Lavínia respondeu: "Certo."
Então, Lavínia vestiu um moletom e calças confortáveis para ação, cobrindo-os com o pijama habitual, e tentou descansar.
A noite avançava devagar.
Lavínia não conseguia dormir. Ela forçava-se a manter a calma, fechando os olhos para descansar.
Às 1h20, Lavínia conferiu o horário novamente e colocou o celular no bolso.
Agora, no bolso da calça, de um lado estava Bela, do outro o celular.
Assim que terminou de verificar o horário, ouviu um barulho à porta.
Os pelos de Lavínia se arrepiaram instantaneamente.
O som era sutil, o ruído mecânico de uma fechadura eletrônica sendo forçada a abrir.
Logo, alguém entrou.
Lavínia manteve os olhos firmemente fechados, imóvel, controlando até a respiração para não fazer barulho.
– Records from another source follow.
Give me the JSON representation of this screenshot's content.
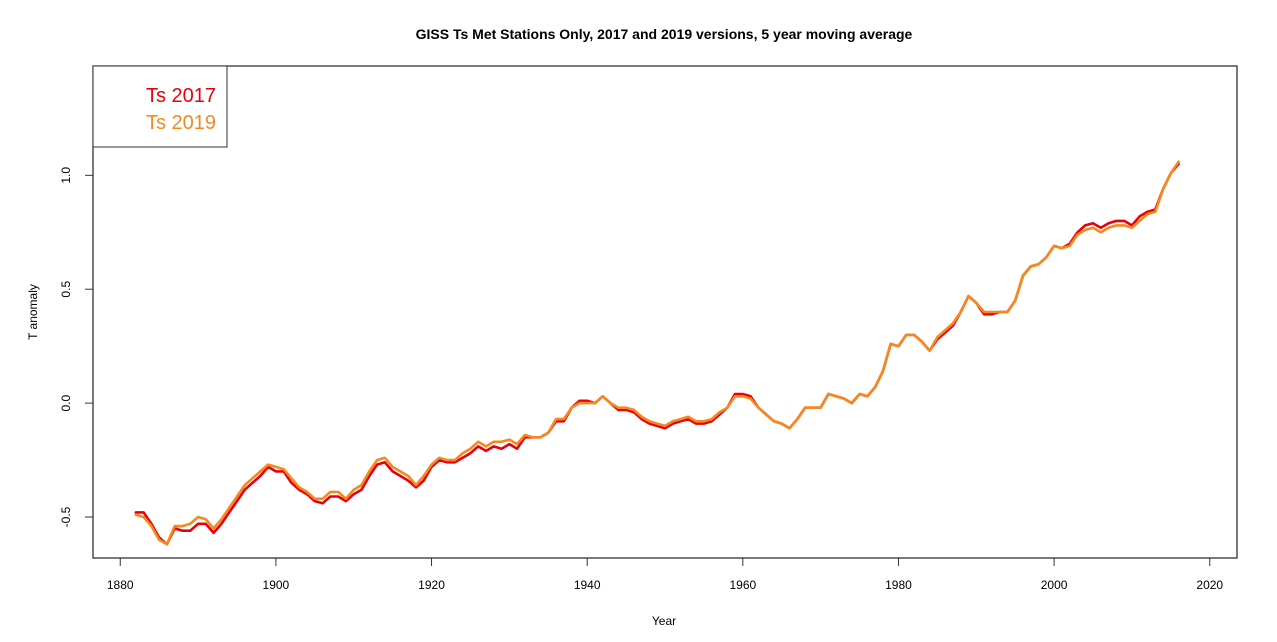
{
  "chart_data": {
    "type": "line",
    "title": "GISS Ts Met Stations Only, 2017 and 2019 versions, 5 year moving average",
    "xlabel": "Year",
    "ylabel": "T anomaly",
    "xlim": [
      1876.5,
      2023.5
    ],
    "ylim": [
      -0.68,
      1.48
    ],
    "xticks": [
      1880,
      1900,
      1920,
      1940,
      1960,
      1980,
      2000,
      2020
    ],
    "xtick_labels": [
      "1880",
      "1900",
      "1920",
      "1940",
      "1960",
      "1980",
      "2000",
      "2020"
    ],
    "yticks": [
      -0.5,
      0.0,
      0.5,
      1.0
    ],
    "ytick_labels": [
      "-0.5",
      "0.0",
      "0.5",
      "1.0"
    ],
    "grid": false,
    "legend": {
      "placement": "top-left",
      "entries": [
        {
          "label": "Ts 2017",
          "color": "#e8000b"
        },
        {
          "label": "Ts 2019",
          "color": "#f5891f"
        }
      ]
    },
    "x": [
      1882,
      1883,
      1884,
      1885,
      1886,
      1887,
      1888,
      1889,
      1890,
      1891,
      1892,
      1893,
      1894,
      1895,
      1896,
      1897,
      1898,
      1899,
      1900,
      1901,
      1902,
      1903,
      1904,
      1905,
      1906,
      1907,
      1908,
      1909,
      1910,
      1911,
      1912,
      1913,
      1914,
      1915,
      1916,
      1917,
      1918,
      1919,
      1920,
      1921,
      1922,
      1923,
      1924,
      1925,
      1926,
      1927,
      1928,
      1929,
      1930,
      1931,
      1932,
      1933,
      1934,
      1935,
      1936,
      1937,
      1938,
      1939,
      1940,
      1941,
      1942,
      1943,
      1944,
      1945,
      1946,
      1947,
      1948,
      1949,
      1950,
      1951,
      1952,
      1953,
      1954,
      1955,
      1956,
      1957,
      1958,
      1959,
      1960,
      1961,
      1962,
      1963,
      1964,
      1965,
      1966,
      1967,
      1968,
      1969,
      1970,
      1971,
      1972,
      1973,
      1974,
      1975,
      1976,
      1977,
      1978,
      1979,
      1980,
      1981,
      1982,
      1983,
      1984,
      1985,
      1986,
      1987,
      1988,
      1989,
      1990,
      1991,
      1992,
      1993,
      1994,
      1995,
      1996,
      1997,
      1998,
      1999,
      2000,
      2001,
      2002,
      2003,
      2004,
      2005,
      2006,
      2007,
      2008,
      2009,
      2010,
      2011,
      2012,
      2013,
      2014,
      2015,
      2016
    ],
    "series": [
      {
        "name": "Ts 2017",
        "color": "#e8000b",
        "values": [
          -0.48,
          -0.48,
          -0.53,
          -0.59,
          -0.62,
          -0.55,
          -0.56,
          -0.56,
          -0.53,
          -0.53,
          -0.57,
          -0.53,
          -0.48,
          -0.43,
          -0.38,
          -0.35,
          -0.32,
          -0.28,
          -0.3,
          -0.3,
          -0.35,
          -0.38,
          -0.4,
          -0.43,
          -0.44,
          -0.41,
          -0.41,
          -0.43,
          -0.4,
          -0.38,
          -0.32,
          -0.27,
          -0.26,
          -0.3,
          -0.32,
          -0.34,
          -0.37,
          -0.34,
          -0.28,
          -0.25,
          -0.26,
          -0.26,
          -0.24,
          -0.22,
          -0.19,
          -0.21,
          -0.19,
          -0.2,
          -0.18,
          -0.2,
          -0.15,
          -0.15,
          -0.15,
          -0.13,
          -0.08,
          -0.08,
          -0.02,
          0.01,
          0.01,
          0.0,
          0.03,
          0.0,
          -0.03,
          -0.03,
          -0.04,
          -0.07,
          -0.09,
          -0.1,
          -0.11,
          -0.09,
          -0.08,
          -0.07,
          -0.09,
          -0.09,
          -0.08,
          -0.05,
          -0.02,
          0.04,
          0.04,
          0.03,
          -0.02,
          -0.05,
          -0.08,
          -0.09,
          -0.11,
          -0.07,
          -0.02,
          -0.02,
          -0.02,
          0.04,
          0.03,
          0.02,
          0.0,
          0.04,
          0.03,
          0.07,
          0.14,
          0.26,
          0.25,
          0.3,
          0.3,
          0.27,
          0.23,
          0.28,
          0.31,
          0.34,
          0.4,
          0.47,
          0.44,
          0.39,
          0.39,
          0.4,
          0.4,
          0.45,
          0.56,
          0.6,
          0.61,
          0.64,
          0.69,
          0.68,
          0.7,
          0.75,
          0.78,
          0.79,
          0.77,
          0.79,
          0.8,
          0.8,
          0.78,
          0.82,
          0.84,
          0.85,
          0.94,
          1.01,
          1.05
        ]
      },
      {
        "name": "Ts 2019",
        "color": "#f5891f",
        "values": [
          -0.49,
          -0.5,
          -0.54,
          -0.6,
          -0.62,
          -0.54,
          -0.54,
          -0.53,
          -0.5,
          -0.51,
          -0.55,
          -0.51,
          -0.46,
          -0.41,
          -0.36,
          -0.33,
          -0.3,
          -0.27,
          -0.28,
          -0.29,
          -0.33,
          -0.37,
          -0.39,
          -0.42,
          -0.42,
          -0.39,
          -0.39,
          -0.42,
          -0.38,
          -0.36,
          -0.3,
          -0.25,
          -0.24,
          -0.28,
          -0.3,
          -0.32,
          -0.36,
          -0.32,
          -0.27,
          -0.24,
          -0.25,
          -0.25,
          -0.22,
          -0.2,
          -0.17,
          -0.19,
          -0.17,
          -0.17,
          -0.16,
          -0.18,
          -0.14,
          -0.15,
          -0.15,
          -0.13,
          -0.07,
          -0.07,
          -0.02,
          0.0,
          0.0,
          0.0,
          0.03,
          0.0,
          -0.02,
          -0.02,
          -0.03,
          -0.06,
          -0.08,
          -0.09,
          -0.1,
          -0.08,
          -0.07,
          -0.06,
          -0.08,
          -0.08,
          -0.07,
          -0.04,
          -0.02,
          0.03,
          0.03,
          0.02,
          -0.02,
          -0.05,
          -0.08,
          -0.09,
          -0.11,
          -0.07,
          -0.02,
          -0.02,
          -0.02,
          0.04,
          0.03,
          0.02,
          0.0,
          0.04,
          0.03,
          0.07,
          0.14,
          0.26,
          0.25,
          0.3,
          0.3,
          0.27,
          0.23,
          0.29,
          0.32,
          0.35,
          0.4,
          0.47,
          0.44,
          0.4,
          0.4,
          0.4,
          0.4,
          0.45,
          0.56,
          0.6,
          0.61,
          0.64,
          0.69,
          0.68,
          0.69,
          0.74,
          0.76,
          0.77,
          0.75,
          0.77,
          0.78,
          0.78,
          0.77,
          0.8,
          0.83,
          0.84,
          0.94,
          1.01,
          1.06
        ]
      }
    ]
  }
}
Por causa da operação, ela deixara apenas uma cortina fina cobrindo a janela, permitindo que a luz da lua no terraço iluminasse levemente o quarto.
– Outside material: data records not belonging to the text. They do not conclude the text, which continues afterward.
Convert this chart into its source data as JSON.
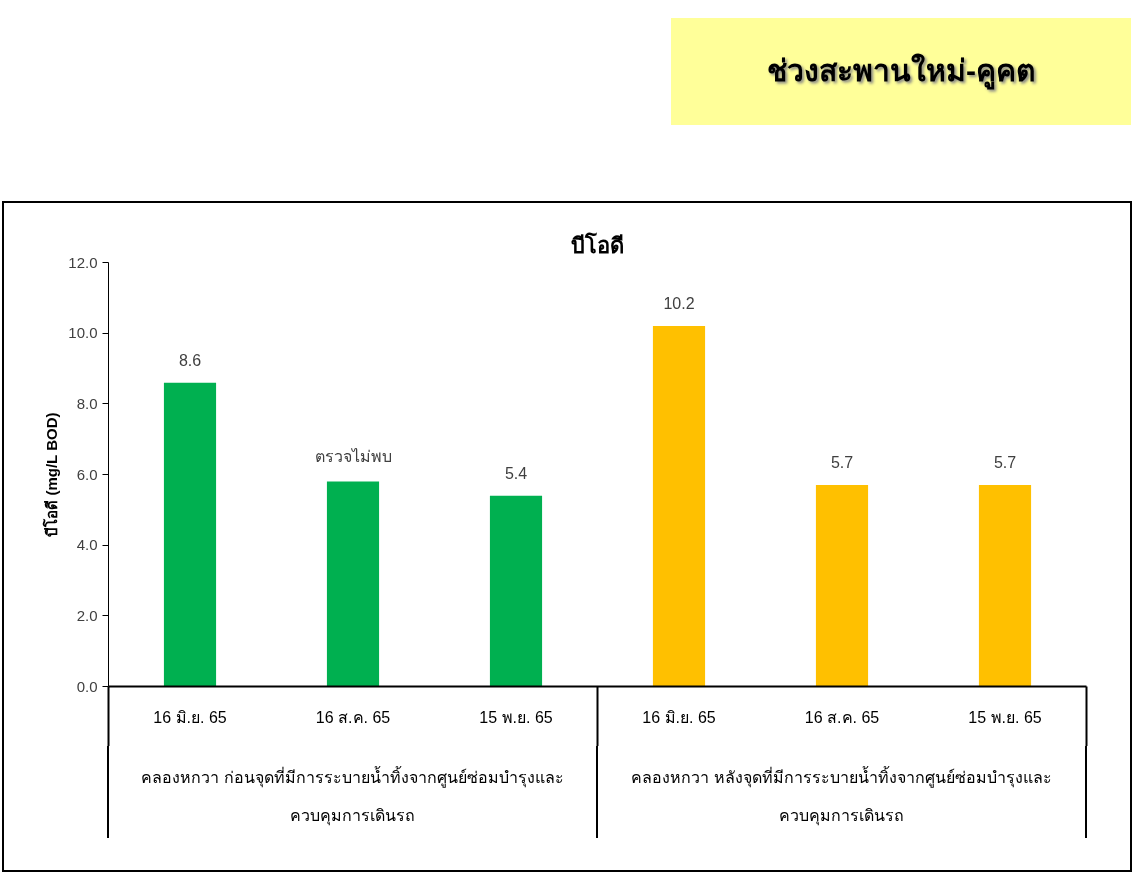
{
  "chart_data": {
    "type": "bar",
    "title": "บีโอดี",
    "ylabel": "บีโอดี (mg/L BOD)",
    "annotations": [
      "ช่วงสะพานใหม่-คูคต"
    ],
    "categories": [
      "16 มิ.ย. 65",
      "16 ส.ค. 65",
      "15 พ.ย. 65",
      "16 มิ.ย. 65",
      "16 ส.ค. 65",
      "15 พ.ย. 65"
    ],
    "series": [
      {
        "name": "คลองหกวา ก่อนจุดที่มีการระบายน้ำทิ้งจากศูนย์ซ่อมบำรุงและควบคุมการเดินรถ",
        "color": "#00b050",
        "values": [
          8.6,
          5.8,
          5.4,
          null,
          null,
          null
        ],
        "value_labels": [
          "8.6",
          "ตรวจไม่พบ",
          "5.4",
          null,
          null,
          null
        ]
      },
      {
        "name": "คลองหกวา หลังจุดที่มีการระบายน้ำทิ้งจากศูนย์ซ่อมบำรุงและควบคุมการเดินรถ",
        "color": "#ffc000",
        "values": [
          null,
          null,
          null,
          10.2,
          5.7,
          5.7
        ],
        "value_labels": [
          null,
          null,
          null,
          "10.2",
          "5.7",
          "5.7"
        ]
      }
    ],
    "ylim": [
      0,
      12
    ],
    "yticks": [
      {
        "value": 0,
        "label": "0.0"
      },
      {
        "value": 2,
        "label": "2.0"
      },
      {
        "value": 4,
        "label": "4.0"
      },
      {
        "value": 6,
        "label": "6.0"
      },
      {
        "value": 8,
        "label": "8.0"
      },
      {
        "value": 10,
        "label": "10.0"
      },
      {
        "value": 12,
        "label": "12.0"
      }
    ]
  }
}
A sombra projetada em frente à cama era longa, com uma parte caindo sobre o rosto de Lavínia.
Ela se esforçava para parecer respirar de forma tranquila, embora sentisse o couro cabeludo tenso.
Será que sua comunicação com Xavier havia sido descoberta?
Quem poderia ser?
Pelo som da respiração e dos passos, parecia alguém jovem. Seria Roberto?
O que ele queria?
Roberto ficou parado diante da cama de Lavínia por um longo tempo, imóvel.
Lavínia, ansiosa, calculava o tempo em sua mente.